Dartmouth opened the scoring after Andrew “Troy” Donahue picked off Ragone’s second pass to give the Green possession at the Penn 26. Six plays later Pierre burst over from the 1.
Penn answered on the ensuing series with help from a 52-yard Ryan Mitchell pass from Ragone (17-of-28 for 213 yards with one TD and two interceptions). Ragone hit Ty Taylor from four yards out to make it 7-7 after one period.
Penn took a 14-7 lead when Williams dropped back to pass at the Quakers’ 16 and his arm was hit by defensive back Sam Chwarzynski. Park, who would block the potential gamewinning field goal, grabbed the bounding ball on one bounce and set off toward the Big Green end zone. Well ahead of the chasing Dartmouth players with an escort between him and the would-be tacklers, the 240-pound linebacker slowed to a crawl with about 20 yards to go but somehow made it the rest of the way.
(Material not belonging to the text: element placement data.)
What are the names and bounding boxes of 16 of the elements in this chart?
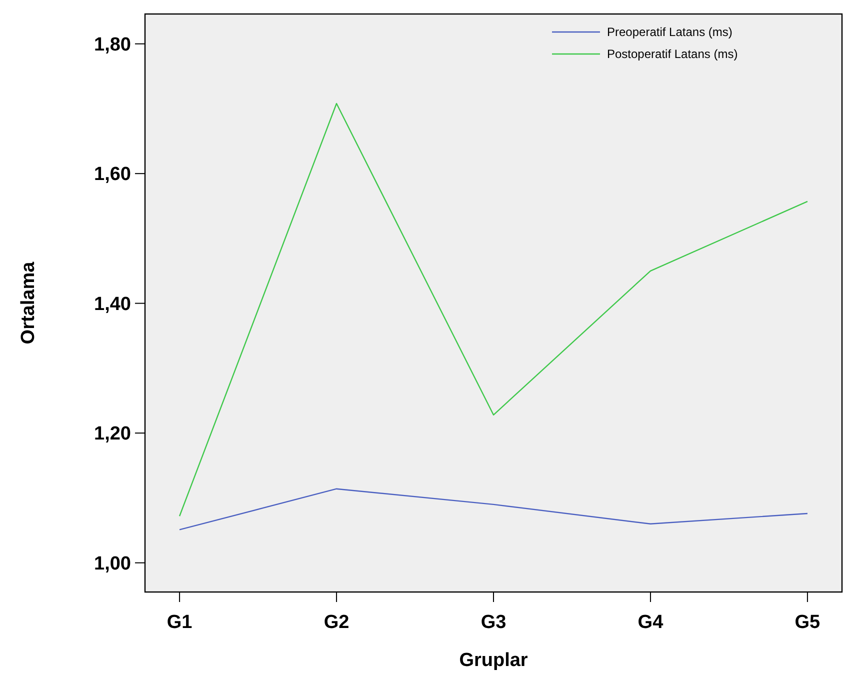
line-series bbox=[178, 488, 808, 530]
line-series bbox=[178, 102, 808, 517]
x-tick-label: G5 bbox=[794, 612, 821, 633]
y-tick-label: 1,80 bbox=[94, 34, 131, 56]
x-tick-label: G1 bbox=[166, 612, 193, 633]
x-axis-title: Gruplar bbox=[459, 650, 528, 671]
x-tick-label: G3 bbox=[480, 612, 506, 633]
y-tick-label: 1,20 bbox=[94, 424, 131, 445]
y-tick-label: 1,40 bbox=[94, 294, 131, 315]
y-tick-label: 1,60 bbox=[94, 164, 131, 186]
x-tick-label: G4 bbox=[638, 612, 664, 633]
x-tick-label: G2 bbox=[324, 612, 350, 633]
legend-label: Postoperatif Latans (ms) bbox=[607, 47, 738, 62]
y-tick-label: 1,00 bbox=[94, 553, 131, 574]
legend-label: Preoperatif Latans (ms) bbox=[607, 25, 732, 40]
y-axis-title: Ortalama bbox=[18, 261, 39, 344]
The Big Green had a golden opportunity to tie the game before halftime after a defensive three-and-out, a short punt and Bo Patterson’s 10-yard return set the visitors up midfield with 2:38 remaining.
But after a 17-yard Williams run for a first down, the quarterback and Dean Bakes just missed on a pass in the end zone. On fourth-and-two at the Penn 25 the Big Green eschwered the field goal, rolled the dice and saw Penn’s Evan Jackson knock away a pass intended for Victor Williams as the half ended with Penn leading, 14-7.
The Big Green made it 14-all after Runger’s interception gave Dartmouth the ball at the Penn 44 early in the third period. Pierre did the bulk of the work with consecutive carries of 8, 14, 6 and 3 yards on the drive before Williams hit a tumbling Bakes from the 11.
Penn answered right back with a 78-yard march capped by a three-yard run by reserve tailback Mike Elespuru to make it 21-14 after three quarters.
Dartmouth evened the score at after Pierre exploded up the middle on a 58-yard burst before being hauled down at the two. On the next snap Williams kept on a run to the right to tie the game with 10:18 to play.
The Big Green seemed poised to break the tie when Williams drove Dartmouth from its own 20 to the Penn 22 on its next possession only to see the Big Green quarterback throw the first interception of his career.